By Lydia Mwalimu Adude, LL.M. ’16 

They say that the market is flooded with lawyers, but this does not really mean that the field of public interest is flooded. Public interest law is still in dire need of lawyers. Accordingly, my main driving force in taking part in the spring pro bono projects was because it presented an opportunity for me to give back to society with my already acquired legal skills, and equally to get more acquainted with the U.S. legal system.

I worked with the Greater Boston Legal Services (GBLS) and the Legal Advocacy & Resource Center (LARC). I worked with LARC screening clients for intake in a number of areas, including bankruptcy law. I also worked on a lawyer for the day project by conducting online research and telephone inquiries on the lawyer for the day programs and other pro se resources in probate and family courts in Massachusetts. I assisted GBLS Criminal Offender Record Information (CORI) Sealing Unit during its legal representation of clients at the Roxbury Trial Court, and visited Massachusetts State House to help create awareness on a Senate Bill, SB 2176, passed by the Massachusetts Senate on March 10, 2016 to increase the felony larceny threshold from the current $250 to $1500. My presence at GBLS also presented an opportunity to attend the Boston City Housing public hearing at the Boston City Hall on the proposed Just Cause Eviction (JCE) ordinance. JCE seeks to incorporate safeguards for renters facing eviction and small home owners facing foreclosure of their homes in the Boston housing economy.

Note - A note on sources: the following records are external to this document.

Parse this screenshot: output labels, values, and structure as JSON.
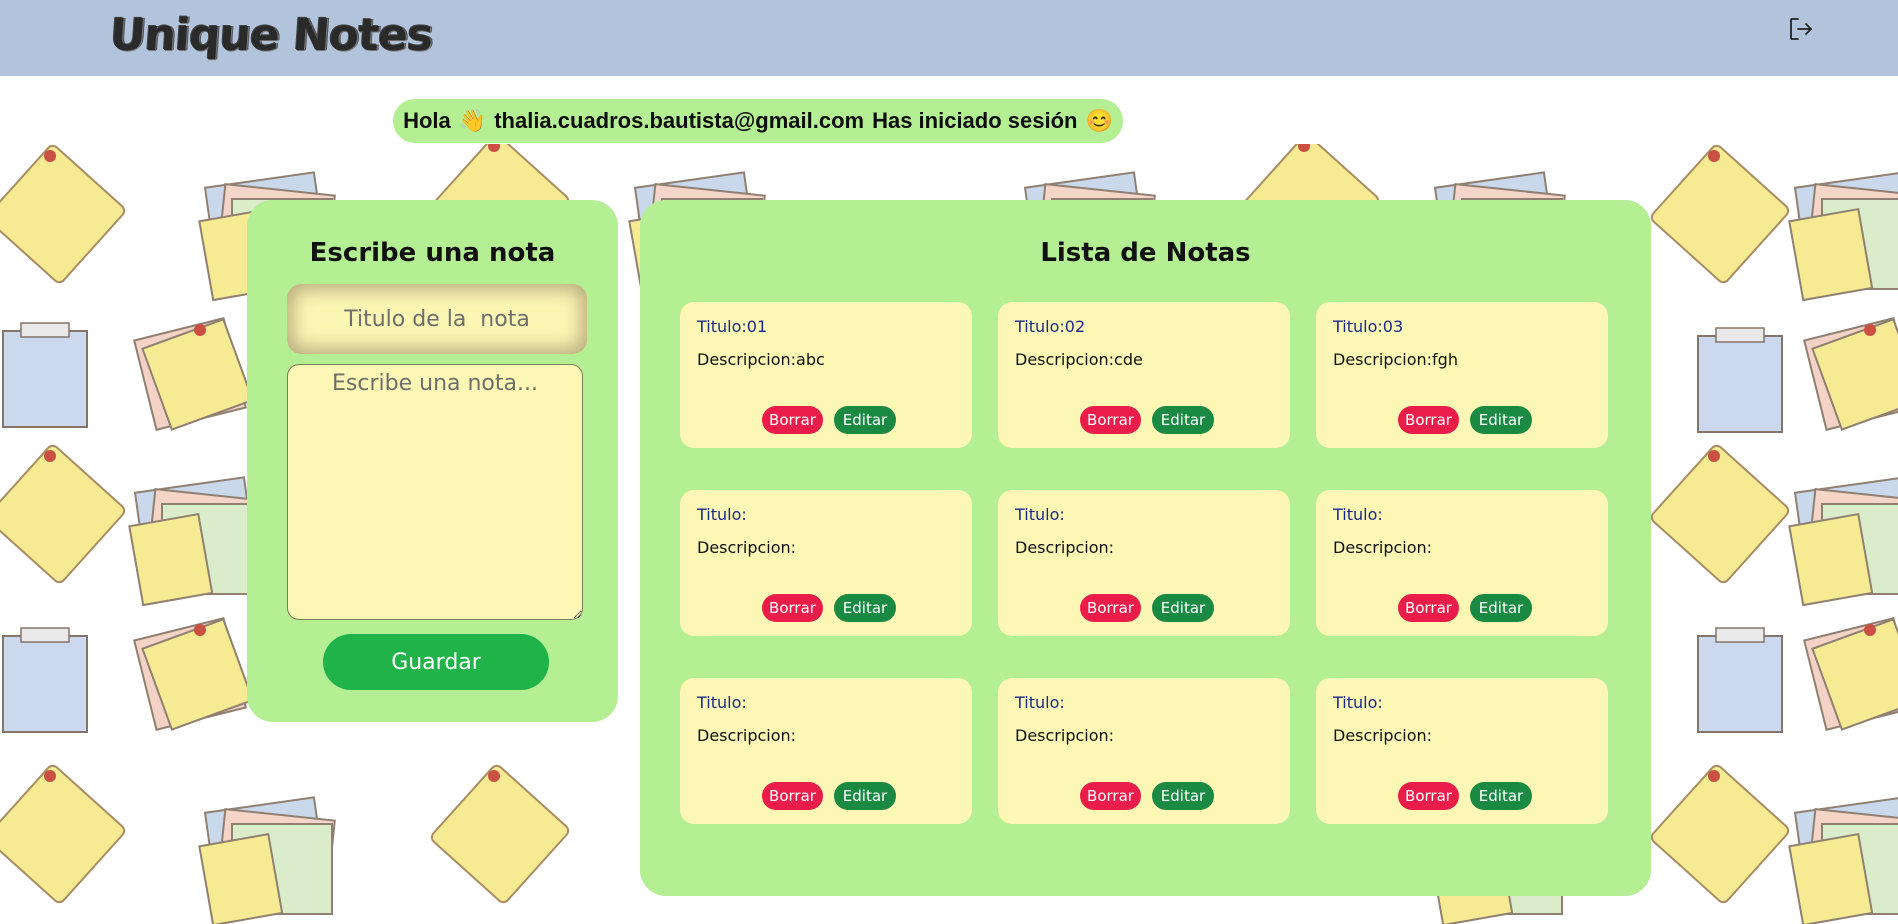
{
  "header": {
    "logo": "Unique Notes",
    "logout_icon": "logout-icon"
  },
  "greeting": {
    "hello": "Hola",
    "wave_emoji": "👋",
    "email": "thalia.cuadros.bautista@gmail.com",
    "status": "Has iniciado sesión",
    "smile_emoji": "😊"
  },
  "form": {
    "title": "Escribe una nota",
    "title_placeholder": "Titulo de la  nota",
    "body_placeholder": "Escribe una nota...",
    "save_label": "Guardar"
  },
  "list": {
    "title": "Lista de Notas",
    "notes": [
      {
        "title": "Titulo:01",
        "desc": "Descripcion:abc",
        "delete": "Borrar",
        "edit": "Editar"
      },
      {
        "title": "Titulo:02",
        "desc": "Descripcion:cde",
        "delete": "Borrar",
        "edit": "Editar"
      },
      {
        "title": "Titulo:03",
        "desc": "Descripcion:fgh",
        "delete": "Borrar",
        "edit": "Editar"
      },
      {
        "title": "Titulo:",
        "desc": "Descripcion:",
        "delete": "Borrar",
        "edit": "Editar"
      },
      {
        "title": "Titulo:",
        "desc": "Descripcion:",
        "delete": "Borrar",
        "edit": "Editar"
      },
      {
        "title": "Titulo:",
        "desc": "Descripcion:",
        "delete": "Borrar",
        "edit": "Editar"
      },
      {
        "title": "Titulo:",
        "desc": "Descripcion:",
        "delete": "Borrar",
        "edit": "Editar"
      },
      {
        "title": "Titulo:",
        "desc": "Descripcion:",
        "delete": "Borrar",
        "edit": "Editar"
      },
      {
        "title": "Titulo:",
        "desc": "Descripcion:",
        "delete": "Borrar",
        "edit": "Editar"
      }
    ]
  },
  "colors": {
    "header": "#b2c3dc",
    "panel": "#b4ef93",
    "card": "#fcf7b4",
    "save": "#20b34a",
    "delete": "#ea1d4a",
    "edit": "#1a8a43"
  }
}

I was hesitant at first because of my foreign legal education but I am glad that I was able to fit in nicely so fast through the guidance of my supervisors. What surprised me most was the diverse pool of persons seeking legal aid in order to access justice, and the fact that the limitations on the legal services field meant that most persons had to be turned away even though the organization did try its best to make external referrals. I believe the spring break pro bono project exposed me to the intricacies of the legal services sector in the U.S., and the diverse nature of the U.S. populace. All in all it gives me great pleasure to know that my pro bono legal service made justice accessible to someone in need of legal aid.